In case you missed it, in her column for the Union Leader, Kathy Sullivan, the former chair of the New Hampshire Democratic Party, dissects last week’s underwhelming NH GOP Senate primary launch — covering everything from Kevin Smith and Chuck Morse’s botched rollouts to the extreme, anti-choice records of the entire field.
Read the column below:
THERE ARE NOW three Republican candidates in the 2022 race against U.S. Sen. Maggie Hassan. It may not be the final lineup, as so far none has proven to be a stellar candidate.
After Republicans failed to recruit Gov. Chris Sununu or any other establishment-approved candidate with statewide name recognition, the party turned to state Senate President Chuck Morse. Last week, Morse made the bold announcement that he is going to announce that he is running.
It was an inauspicious beginning. Morse declined to discuss any policy differences with Hassan, saying, “Specifics on my positions will all come out toward the end of this month.”
The political press had been waiting on this news for weeks, giving Morse his best opportunity to introduce himself with energy and enthusiasm. Instead, he punted.
Comments from political pundits indicate that Morse will base his campaign on keeping taxes low, a platform used by nearly every person who has ever run for office in New Hampshire. But if nominated, he will be running against a former two term governor who really did keep taxes low.
Morse will have difficulty hiding his record as an architect of the unpopular, extreme right-wing legislative agenda that has caused Sununu’s poll numbers to plummet. Morse helped pass legislation containing an abortion ban that requires an involuntary invasive medical procedure for all women seeking an abortion, no matter their age or circumstances, and with no exception for rape or incest.
With his help, Republican legislators passed a bill that, if signed by Sununu, will permit carrying guns on public school grounds, including meetings with school staffs, graduations and athletic events such as basketball or football games.
What could possibly go wrong?
Morse’s lackadaisical announcement prompted Londonderry Town Manager Kevin Smith to announce he is resigning to run for the Senate seat as well. Smith is a former director of Cornerstone Policy Research, where he supported banning abortions and vociferously attacked Gov. John Lynch for signing marriage equality legislation.

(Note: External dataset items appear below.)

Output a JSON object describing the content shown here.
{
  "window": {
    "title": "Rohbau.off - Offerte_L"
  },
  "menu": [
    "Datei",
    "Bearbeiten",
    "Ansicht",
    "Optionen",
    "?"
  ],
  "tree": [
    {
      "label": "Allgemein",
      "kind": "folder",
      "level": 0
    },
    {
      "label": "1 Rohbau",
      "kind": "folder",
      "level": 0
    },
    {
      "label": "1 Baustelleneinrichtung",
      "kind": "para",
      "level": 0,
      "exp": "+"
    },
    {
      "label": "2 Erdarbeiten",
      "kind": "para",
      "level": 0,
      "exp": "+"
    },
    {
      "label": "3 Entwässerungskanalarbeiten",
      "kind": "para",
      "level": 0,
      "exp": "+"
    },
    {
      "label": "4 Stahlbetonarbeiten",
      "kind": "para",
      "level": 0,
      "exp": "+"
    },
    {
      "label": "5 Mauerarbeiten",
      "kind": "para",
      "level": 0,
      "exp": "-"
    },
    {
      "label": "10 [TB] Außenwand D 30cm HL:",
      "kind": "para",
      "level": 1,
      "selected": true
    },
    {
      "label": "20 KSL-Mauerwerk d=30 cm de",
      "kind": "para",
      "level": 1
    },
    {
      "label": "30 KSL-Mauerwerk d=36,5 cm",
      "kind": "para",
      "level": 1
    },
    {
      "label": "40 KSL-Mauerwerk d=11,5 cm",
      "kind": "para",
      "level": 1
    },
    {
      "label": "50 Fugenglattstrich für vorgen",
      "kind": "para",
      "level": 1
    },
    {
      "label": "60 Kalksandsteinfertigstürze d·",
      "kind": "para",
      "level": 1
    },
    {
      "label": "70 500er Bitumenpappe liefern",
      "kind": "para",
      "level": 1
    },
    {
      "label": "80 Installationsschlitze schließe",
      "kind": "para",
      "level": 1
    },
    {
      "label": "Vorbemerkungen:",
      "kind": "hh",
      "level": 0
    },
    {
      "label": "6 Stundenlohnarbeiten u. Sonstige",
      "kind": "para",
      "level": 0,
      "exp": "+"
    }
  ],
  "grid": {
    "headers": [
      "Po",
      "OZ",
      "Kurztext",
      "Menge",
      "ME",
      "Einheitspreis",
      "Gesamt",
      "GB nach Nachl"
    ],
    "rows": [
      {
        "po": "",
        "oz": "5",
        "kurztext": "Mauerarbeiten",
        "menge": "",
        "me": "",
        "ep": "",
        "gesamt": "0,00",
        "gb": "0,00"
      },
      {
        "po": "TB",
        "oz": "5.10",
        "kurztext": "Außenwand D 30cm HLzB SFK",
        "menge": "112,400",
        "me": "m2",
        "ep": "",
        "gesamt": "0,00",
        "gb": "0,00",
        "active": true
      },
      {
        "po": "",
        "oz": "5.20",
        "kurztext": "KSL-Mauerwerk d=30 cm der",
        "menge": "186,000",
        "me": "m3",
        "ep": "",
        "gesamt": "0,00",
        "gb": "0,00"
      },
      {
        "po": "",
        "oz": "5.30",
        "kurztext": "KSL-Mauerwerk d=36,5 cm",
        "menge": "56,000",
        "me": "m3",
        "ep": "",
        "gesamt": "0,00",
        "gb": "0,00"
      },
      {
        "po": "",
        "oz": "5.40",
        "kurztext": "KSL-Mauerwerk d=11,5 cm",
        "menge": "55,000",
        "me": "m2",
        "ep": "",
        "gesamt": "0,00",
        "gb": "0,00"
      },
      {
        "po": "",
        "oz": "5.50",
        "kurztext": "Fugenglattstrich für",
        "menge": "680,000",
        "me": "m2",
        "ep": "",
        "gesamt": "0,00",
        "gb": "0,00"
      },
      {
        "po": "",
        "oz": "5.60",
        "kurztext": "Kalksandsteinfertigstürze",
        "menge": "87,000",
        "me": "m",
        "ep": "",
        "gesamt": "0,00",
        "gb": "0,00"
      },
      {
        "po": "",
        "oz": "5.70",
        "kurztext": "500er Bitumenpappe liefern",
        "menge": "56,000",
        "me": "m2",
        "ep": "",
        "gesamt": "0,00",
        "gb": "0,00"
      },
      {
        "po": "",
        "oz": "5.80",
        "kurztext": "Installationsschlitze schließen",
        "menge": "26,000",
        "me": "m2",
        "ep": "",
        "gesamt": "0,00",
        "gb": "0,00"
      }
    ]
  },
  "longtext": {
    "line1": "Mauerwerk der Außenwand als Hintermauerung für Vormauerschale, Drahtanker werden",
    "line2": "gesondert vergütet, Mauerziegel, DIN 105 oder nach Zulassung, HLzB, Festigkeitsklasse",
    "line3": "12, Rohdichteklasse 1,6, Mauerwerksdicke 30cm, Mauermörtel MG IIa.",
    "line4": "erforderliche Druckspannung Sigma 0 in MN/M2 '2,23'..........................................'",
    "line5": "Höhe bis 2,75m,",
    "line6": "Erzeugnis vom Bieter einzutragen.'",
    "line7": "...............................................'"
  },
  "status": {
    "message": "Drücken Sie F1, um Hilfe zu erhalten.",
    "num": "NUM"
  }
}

Smith will try to divert attention from his unpopular social views by touting recent economic development in Londonderry. He will not credit the efforts of New Hampshire’s Democratic governors Hassan, Lynch and Jeanne Shaheen, and by Shaheen and Hassan in the U.S. Senate, to procure the federal and state funding for the twin engines that are really driving that development: Interstate 93 expansion and the Manchester-Boston Regional Airport.
Despite being a long-time beneficiary of taxpayer-funded government employment, both in Londonderry and on the staffs of former Sen. Bob Smith and former Gov. Craig Benson, we can expect Smith to attack government spending.
The candidacies of Morse and Smith have not deterred retired Brig. Gen. Don Bolduc from continuing his campaign. Bolduc, who lost the Republican Senate primary two years ago, is running as a political outsider. It is an effective contrast against Smith and Morse, two long-term members of the New Hampshire Republican establishment.
Unlike Morse and Smith, Bolduc and the Republican political establishment do not get along. Bolduc has been an outspoken critic of Sununu and GOP leadership. Meanwhile, an anonymous “GOP insider” described Bolduc as “running as a lunatic” in NH Journal, a harsh indictment of a war hero who is the recipient of five Bronze Stars and two Purple Hearts.
Admittedly, Bolduc does tend toward unfounded, Trumpesque conspiracy theories, such as the weird rumor that anti-COVID vaccines contain computer chips. This led Bolduc to say one of the most memorable lines of the 2020 Republican primary: “the only chip going in me is a Dorito.” You will not hear anything like that from the staid Smith and Morse. They will be too busy saying “cut taxes,” “second amendment” and “school choice” while assiduously avoiding any mention of Donald Trump, Jan. 6 and 2024.
It is a weak field, and each candidate has significant flaws. If this is the final group of primary candidates, Republicans may find themselves on the wrong side of an enthusiasm gap.